What else we're reading...
— "Meet Barry McCarthy, the man behind Spotify's daring public offering." Theodore Schleifer writes: "If Spotify’s unusual 'direct listing' offering is successful, credit will go to a Spotify executive who doesn’t want any attention." [Recode]
— "Hayley Atwell on the superwomen of Howards End." Anthony Lane writes: "What connects Captain America and E. M. Forster?
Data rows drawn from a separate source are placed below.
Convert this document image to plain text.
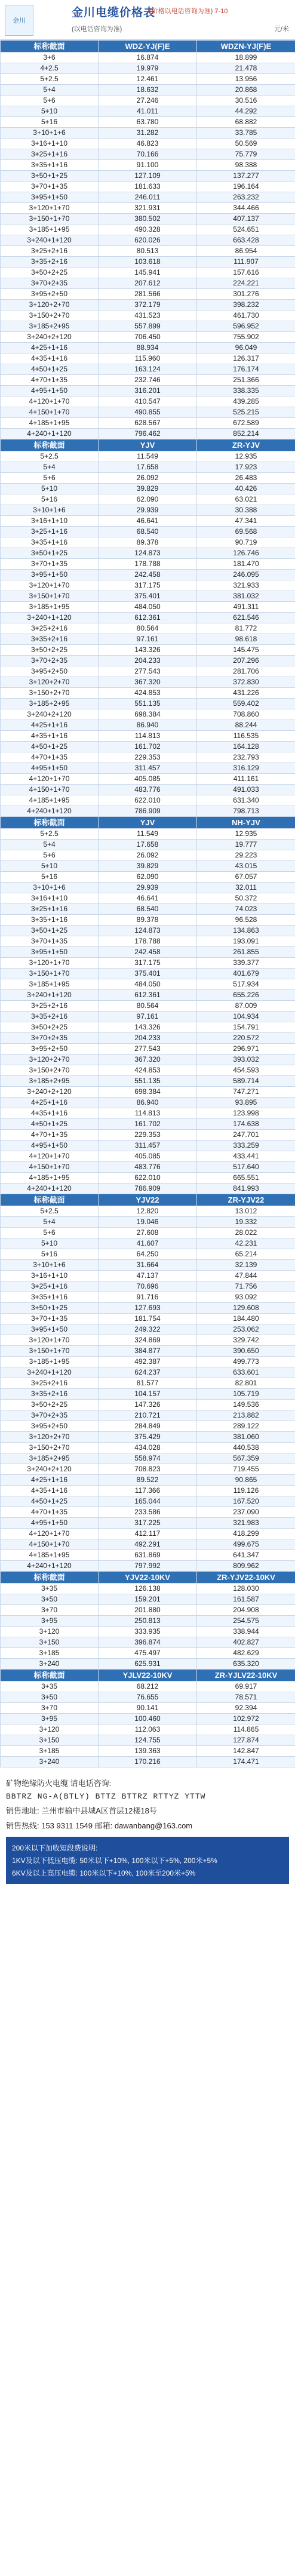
金川
金川电缆价格表
(价格以电话咨询为准) 7-10
(以电话咨询为准)	元/米
标称截面	WDZ-YJ(F)E	WDZN-YJ(F)E
3+6	16.874	18.899
4+2.5	19.979	21.478
5+2.5	12.461	13.956
5+4	18.632	20.868
5+6	27.246	30.516
5+10	41.011	44.292
5+16	63.780	68.882
3+10+1+6	31.282	33.785
3+16+1+10	46.823	50.569
3+25+1+16	70.166	75.779
3+35+1+16	91.100	98.388
3+50+1+25	127.109	137.277
3+70+1+35	181.633	196.164
3+95+1+50	246.011	263.232
3+120+1+70	321.931	344.466
3+150+1+70	380.502	407.137
3+185+1+95	490.328	524.651
3+240+1+120	620.026	663.428
3+25+2+16	80.513	86.954
3+35+2+16	103.618	111.907
3+50+2+25	145.941	157.616
3+70+2+35	207.612	224.221
3+95+2+50	281.566	301.276
3+120+2+70	372.179	398.232
3+150+2+70	431.523	461.730
3+185+2+95	557.899	596.952
3+240+2+120	706.450	755.902
4+25+1+16	88.934	96.049
4+35+1+16	115.960	126.317
4+50+1+25	163.124	176.174
4+70+1+35	232.746	251.366
4+95+1+50	316.201	338.335
4+120+1+70	410.547	439.285
4+150+1+70	490.855	525.215
4+185+1+95	628.567	672.589
4+240+1+120	796.462	852.214
标称截面	YJV	ZR-YJV
5+2.5	11.549	12.935
5+4	17.658	17.923
5+6	26.092	26.483
5+10	39.829	40.426
5+16	62.090	63.021
3+10+1+6	29.939	30.388
3+16+1+10	46.641	47.341
3+25+1+16	68.540	69.568
3+35+1+16	89.378	90.719
3+50+1+25	124.873	126.746
3+70+1+35	178.788	181.470
3+95+1+50	242.458	246.095
3+120+1+70	317.175	321.933
3+150+1+70	375.401	381.032
3+185+1+95	484.050	491.311
3+240+1+120	612.361	621.546
3+25+2+16	80.564	81.772
3+35+2+16	97.161	98.618
3+50+2+25	143.326	145.475
3+70+2+35	204.233	207.296
3+95+2+50	277.543	281.706
3+120+2+70	367.320	372.830
3+150+2+70	424.853	431.226
3+185+2+95	551.135	559.402
3+240+2+120	698.384	708.860
4+25+1+16	86.940	88.244
4+35+1+16	114.813	116.535
4+50+1+25	161.702	164.128
4+70+1+35	229.353	232.793
4+95+1+50	311.457	316.129
4+120+1+70	405.085	411.161
4+150+1+70	483.776	491.033
4+185+1+95	622.010	631.340
4+240+1+120	786.909	798.713
标称截面	YJV	NH-YJV
5+2.5	11.549	12.935
5+4	17.658	19.777
5+6	26.092	29.223
5+10	39.829	43.015
5+16	62.090	67.057
3+10+1+6	29.939	32.011
3+16+1+10	46.641	50.372
3+25+1+16	68.540	74.023
3+35+1+16	89.378	96.528
3+50+1+25	124.873	134.863
3+70+1+35	178.788	193.091
3+95+1+50	242.458	261.855
3+120+1+70	317.175	339.377
3+150+1+70	375.401	401.679
3+185+1+95	484.050	517.934
3+240+1+120	612.361	655.226
3+25+2+16	80.564	87.009
3+35+2+16	97.161	104.934
3+50+2+25	143.326	154.791
3+70+2+35	204.233	220.572
3+95+2+50	277.543	296.971
3+120+2+70	367.320	393.032
3+150+2+70	424.853	454.593
3+185+2+95	551.135	589.714
3+240+2+120	698.384	747.271
4+25+1+16	86.940	93.895
4+35+1+16	114.813	123.998
4+50+1+25	161.702	174.638
4+70+1+35	229.353	247.701
4+95+1+50	311.457	333.259
4+120+1+70	405.085	433.441
4+150+1+70	483.776	517.640
4+185+1+95	622.010	665.551
4+240+1+120	786.909	841.993
标称截面	YJV22	ZR-YJV22
5+2.5	12.820	13.012
5+4	19.046	19.332
5+6	27.608	28.022
5+10	41.607	42.231
5+16	64.250	65.214
3+10+1+6	31.664	32.139
3+16+1+10	47.137	47.844
3+25+1+16	70.696	71.756
3+35+1+16	91.716	93.092
3+50+1+25	127.693	129.608
3+70+1+35	181.754	184.480
3+95+1+50	249.322	253.062
3+120+1+70	324.869	329.742
3+150+1+70	384.877	390.650
3+185+1+95	492.387	499.773
3+240+1+120	624.237	633.601
3+25+2+16	81.577	82.801
3+35+2+16	104.157	105.719
3+50+2+25	147.326	149.536
3+70+2+35	210.721	213.882
3+95+2+50	284.849	289.122
3+120+2+70	375.429	381.060
3+150+2+70	434.028	440.538
3+185+2+95	558.974	567.359
3+240+2+120	708.823	719.455
4+25+1+16	89.522	90.865
4+35+1+16	117.366	119.126
4+50+1+25	165.044	167.520
4+70+1+35	233.586	237.090
4+95+1+50	317.225	321.983
4+120+1+70	412.117	418.299
4+150+1+70	492.291	499.675
4+185+1+95	631.869	641.347
4+240+1+120	797.992	809.962
标称截面	YJV22-10KV	ZR-YJV22-10KV
3+35	126.138	128.030
3+50	159.201	161.587
3+70	201.880	204.908
3+95	250.813	254.575
3+120	333.935	338.944
3+150	396.874	402.827
3+185	475.497	482.629
3+240	625.931	635.320
标称截面	YJLV22-10KV	ZR-YJLV22-10KV
3+35	68.212	69.917
3+50	76.655	78.571
3+70	90.141	92.394
3+95	100.460	102.972
3+120	112.063	114.865
3+150	124.755	127.874
3+185	139.363	142.847
3+240	170.216	174.471
矿物绝缘防火电缆 请电话咨询:
BBTRZ NG-A(BTLY) BTTZ BTTRZ RTTYZ YTTW
销售地址: 兰州市榆中县城A区首层12楼18号
销售热线: 153 9311 1549 邮箱: dawanbang@163.com
200米以下加收短段费说明:
1KV及以下低压电缆: 50米以下+10%, 100米以下+5%, 200米+5%
6KV及以上高压电缆: 100米以下+10%, 100米至200米+5%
They seem unlikely bedfellows...." [New Yorker]
— "Rules of engagement: How cities are courting Amazon's new headquarters." Laura Stevens, Shibani Mahtani and Shayndi Raice write: "Many cities are nixing the fancy hotels, dinners at the governor’s mansion, private planes and small gifts — all typical core aspects of a traditional site visit." [Wall Street Journal]
— "Russian bots are rallying behind Laura Ingraham as advertisers dump her show." Sonam Sheth and Michelle Mark write: "According to one website that tracks Russian propaganda on Twitter in near-real time, the hashtag #istandwithlaura saw a 2800% jump in 48 hours." [Business Insider]
— "North Korea issues rare apology over media access to K-pop show." Choe Sang-Hun writes: "On Sunday evening, several South Korean pool reporters were barred by their North Korean minders from entering the concert hall. " [The New York Times]
— "How Petula Clark and Harry Belafonte fought racism arm in arm." Simon Goddard writes: "Petula Clark was an uncool '60s pop star on the rise when, 50 years ago today, she held on to Harry Belafonte’s arm on US television, and sparked a race relations furor." [Guardian]
What else we're hearing...
+ "Mark Zuckerberg on Facebook's hardest year, and what comes next." The founder goes deep in a new interview. [The Ezra Klein Show/Vox]
+ "Neil Patrick Harris/Michael Imperioli." From Dougie Howser to The Sopranos, Marc Maron interviews them both. [WTF]
What's ahead this week...
Monday: The Crossing debuts on ABC.
Tuesday: The Last O.G. debuts on TBS.... Fixer Upper airs its series finale on HGTV.... Legion season two premieres on FX.
Thursday: Jersey Shore Family Vacation debuts on MTV.
Friday: Blockers, A Quiet Place and Chappaquiddick hit theaters nationwide.... The Boss Baby: Back in Business drops on Netflix.... David Letterman's Jay-Z interview also drops on Netflix.
Today's Birthdays: Jesse Plemons, 30, Michael Fassbender, 41, Adam F. Goldberg, 42, Pedro Pascal, 43, Clark Gregg, 56, Christopher Meloni, 57.